The plaintiff and the majority of this Court rely upon the case of Kramer v. Union [Free] School District, 395 U.S. 621 [89 S.Ct. 1886, 23 L.Ed.2d 583] (1969) as the basic authority for overturning the Florida statute. In that case the then Chief Justice Warren said:
“At the outset, it is important to note what is not at issue in this case. The requirements of § 2012 that school district voters must (1) be citizens of the United States, (2) be bona fide residents of the school district, and (3) be at least 21 years of age are not challenged. Appellant agrees that the States have the power to impose reasonable citizenship, age, and residency requirements on the availability of the ballot. Cf. Carrington v. Rash, 380 U.S. 89, 91, [85 S.Ct. 775, 777, 13 L.Ed.2d 675] (1965); Pope v. Williams, 193 U.S. 621 [24 S.Ct. 573, 48 L.Ed. 817] (1904). The sole is-, sue in this case is whether the additional requirements of § 2012 — requirements which prohibit some district residents who are otherwise qualified by age and citizenship from participating in district meetings and school board elections — violate the Fourteenth Amendment’s command that no State shall deny persons equal protection of the laws.”
As I read Kramer, the ‘impelling interest test’ is to be applied only to those requirements for voting in addition to the requirements of age, citi*455zenship and residence. If the ‘impelling interest test’ is to be extended, then it is for the Supreme Court and not for inferior courts to do so.”
Subsequent to February 10, 1972, at which time I dissented for the foregoing reasons, the Supreme Court of the United States on March 21, 1972, decided Dunn v.

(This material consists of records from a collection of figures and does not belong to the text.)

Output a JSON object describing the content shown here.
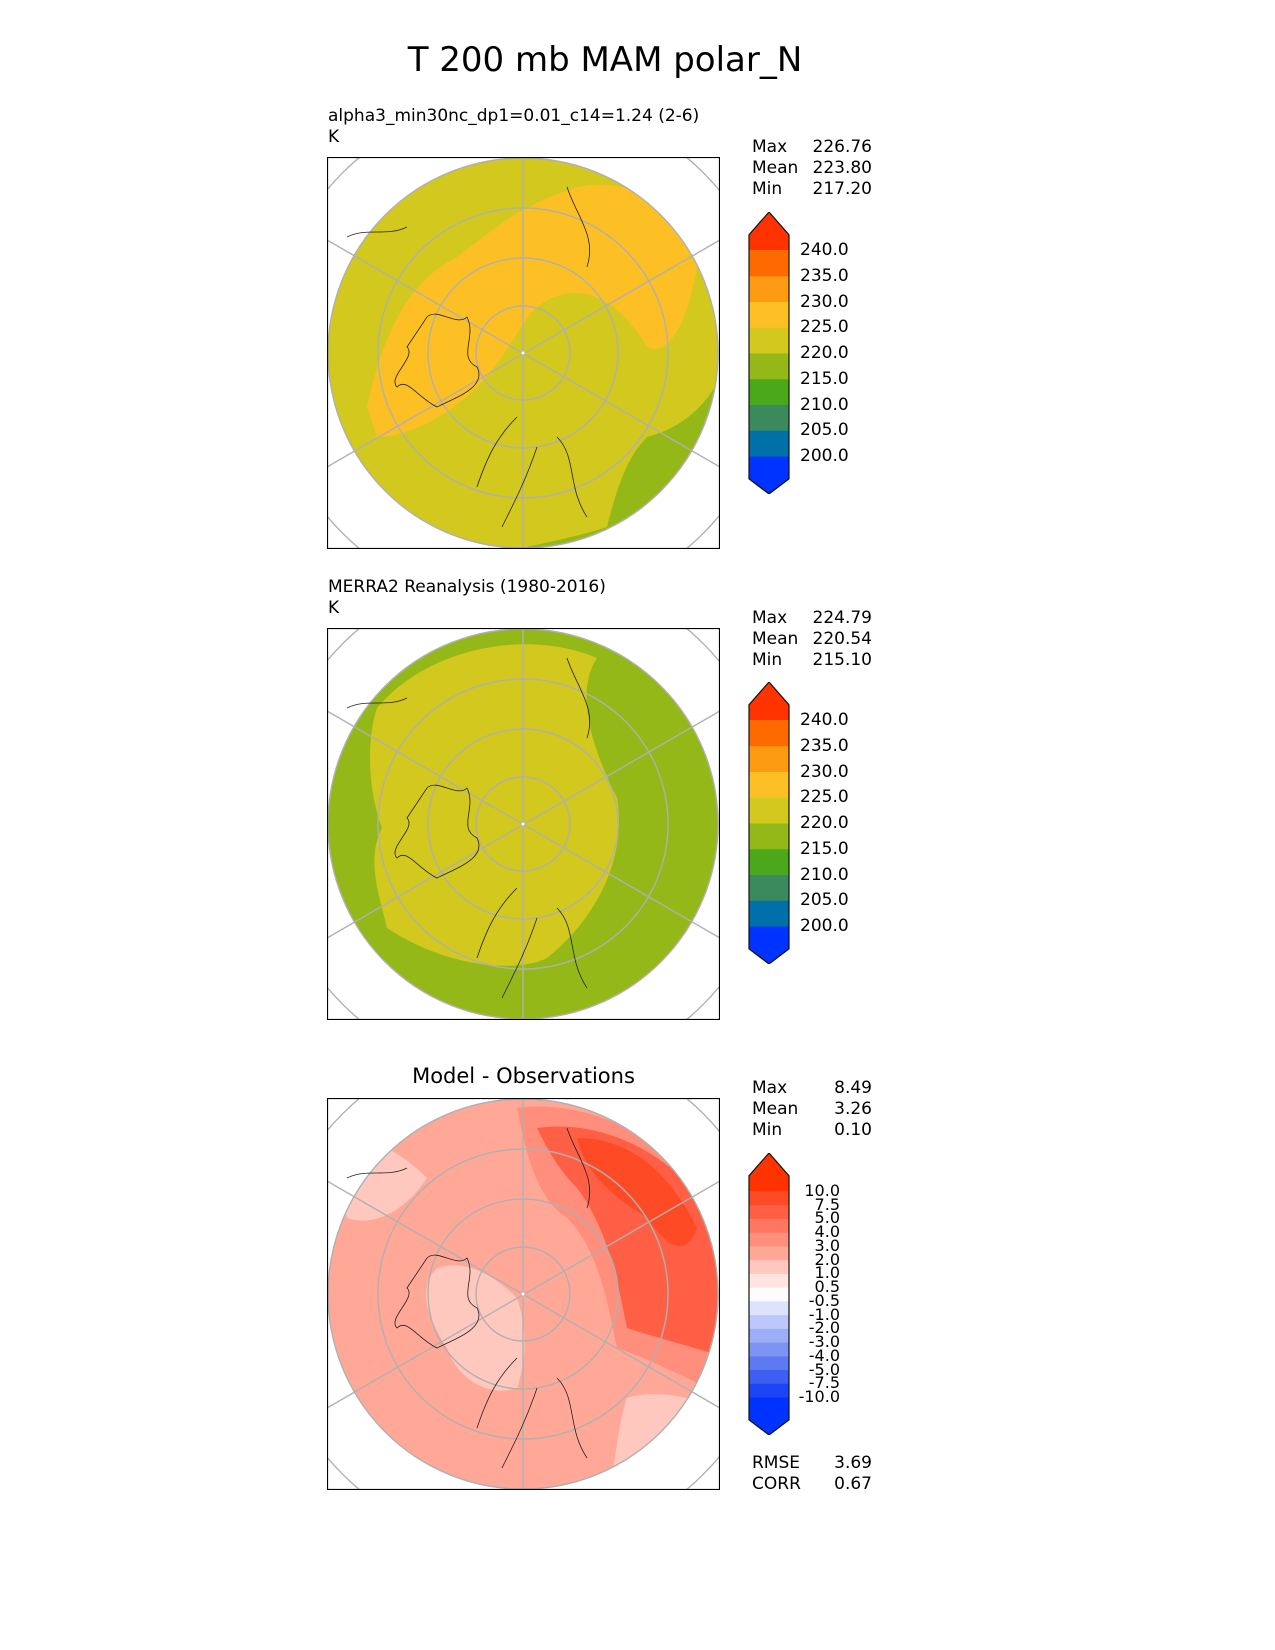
{
  "title": "T 200 mb MAM polar_N",
  "panels": [
    {
      "title": "alpha3_min30nc_dp1=0.01_c14=1.24 (2-6)",
      "units": "K",
      "stats": [
        {
          "label": "Max",
          "value": "226.76"
        },
        {
          "label": "Mean",
          "value": "223.80"
        },
        {
          "label": "Min",
          "value": "217.20"
        }
      ]
    },
    {
      "title": "MERRA2 Reanalysis (1980-2016)",
      "units": "K",
      "stats": [
        {
          "label": "Max",
          "value": "224.79"
        },
        {
          "label": "Mean",
          "value": "220.54"
        },
        {
          "label": "Min",
          "value": "215.10"
        }
      ]
    },
    {
      "title": "Model - Observations",
      "stats": [
        {
          "label": "Max",
          "value": "8.49"
        },
        {
          "label": "Mean",
          "value": "3.26"
        },
        {
          "label": "Min",
          "value": "0.10"
        }
      ],
      "metrics": [
        {
          "label": "RMSE",
          "value": "3.69"
        },
        {
          "label": "CORR",
          "value": "0.67"
        }
      ]
    }
  ],
  "colorbar_abs": {
    "levels": [
      "200.0",
      "205.0",
      "210.0",
      "215.0",
      "220.0",
      "225.0",
      "230.0",
      "235.0",
      "240.0"
    ],
    "colors": [
      "#0033ff",
      "#0070a8",
      "#3a8a5e",
      "#4aa81a",
      "#94b818",
      "#d2c81e",
      "#fcc024",
      "#fc9a12",
      "#ff6a00",
      "#ff3300"
    ]
  },
  "colorbar_diff": {
    "levels": [
      "-10.0",
      "-7.5",
      "-5.0",
      "-4.0",
      "-3.0",
      "-2.0",
      "-1.0",
      "-0.5",
      "0.5",
      "1.0",
      "2.0",
      "3.0",
      "4.0",
      "5.0",
      "7.5",
      "10.0"
    ],
    "colors": [
      "#0033ff",
      "#1d44f5",
      "#3d5ef0",
      "#5d7af2",
      "#7d94f5",
      "#9daef8",
      "#bdc8fa",
      "#dde3fc",
      "#fcfcfc",
      "#ffe4e0",
      "#ffc8bf",
      "#ffa898",
      "#ff8f7c",
      "#ff7760",
      "#ff5f44",
      "#ff4a26",
      "#ff3300"
    ]
  },
  "chart_data": {
    "type": "map",
    "projection": "north-polar stereographic",
    "variable": "T 200 mb MAM",
    "units": "K"
  }
}
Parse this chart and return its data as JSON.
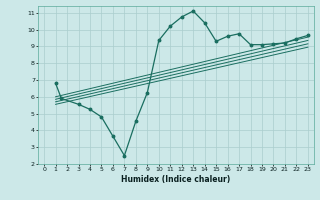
{
  "xlabel": "Humidex (Indice chaleur)",
  "bg_color": "#cce8e8",
  "grid_color": "#aacece",
  "line_color": "#1a6e60",
  "xlim": [
    -0.5,
    23.5
  ],
  "ylim": [
    2,
    11.4
  ],
  "yticks": [
    2,
    3,
    4,
    5,
    6,
    7,
    8,
    9,
    10,
    11
  ],
  "xticks": [
    0,
    1,
    2,
    3,
    4,
    5,
    6,
    7,
    8,
    9,
    10,
    11,
    12,
    13,
    14,
    15,
    16,
    17,
    18,
    19,
    20,
    21,
    22,
    23
  ],
  "curve1_x": [
    1,
    1.5,
    3,
    4,
    5,
    6,
    7,
    8,
    9,
    10,
    11,
    12,
    13,
    14,
    15,
    16,
    17,
    18,
    19,
    20,
    21,
    22,
    23
  ],
  "curve1_y": [
    6.8,
    5.9,
    5.55,
    5.25,
    4.8,
    3.65,
    2.5,
    4.55,
    6.25,
    9.35,
    10.2,
    10.75,
    11.1,
    10.4,
    9.3,
    9.6,
    9.75,
    9.1,
    9.1,
    9.15,
    9.2,
    9.45,
    9.65
  ],
  "line1_x": [
    1,
    23
  ],
  "line1_y": [
    6.0,
    9.55
  ],
  "line2_x": [
    1,
    23
  ],
  "line2_y": [
    5.85,
    9.35
  ],
  "line3_x": [
    1,
    23
  ],
  "line3_y": [
    5.7,
    9.15
  ],
  "line4_x": [
    1,
    23
  ],
  "line4_y": [
    5.55,
    8.95
  ]
}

Blumstein, 405 U.S. 330, 92 S.Ct. 995, 31 L.Ed.2d 274, in which the durational residence law of the State of Tennessee was held unconstitutional. Although the Chief Justice dissented, saying:
“The holding of the Court in Pope v. Williams . . . is as valid today as it was at the turn of the century.”,
the decision of the majority of the Supreme Court is binding on this Court, and at this time I must concur that the decision of the majority is now the law.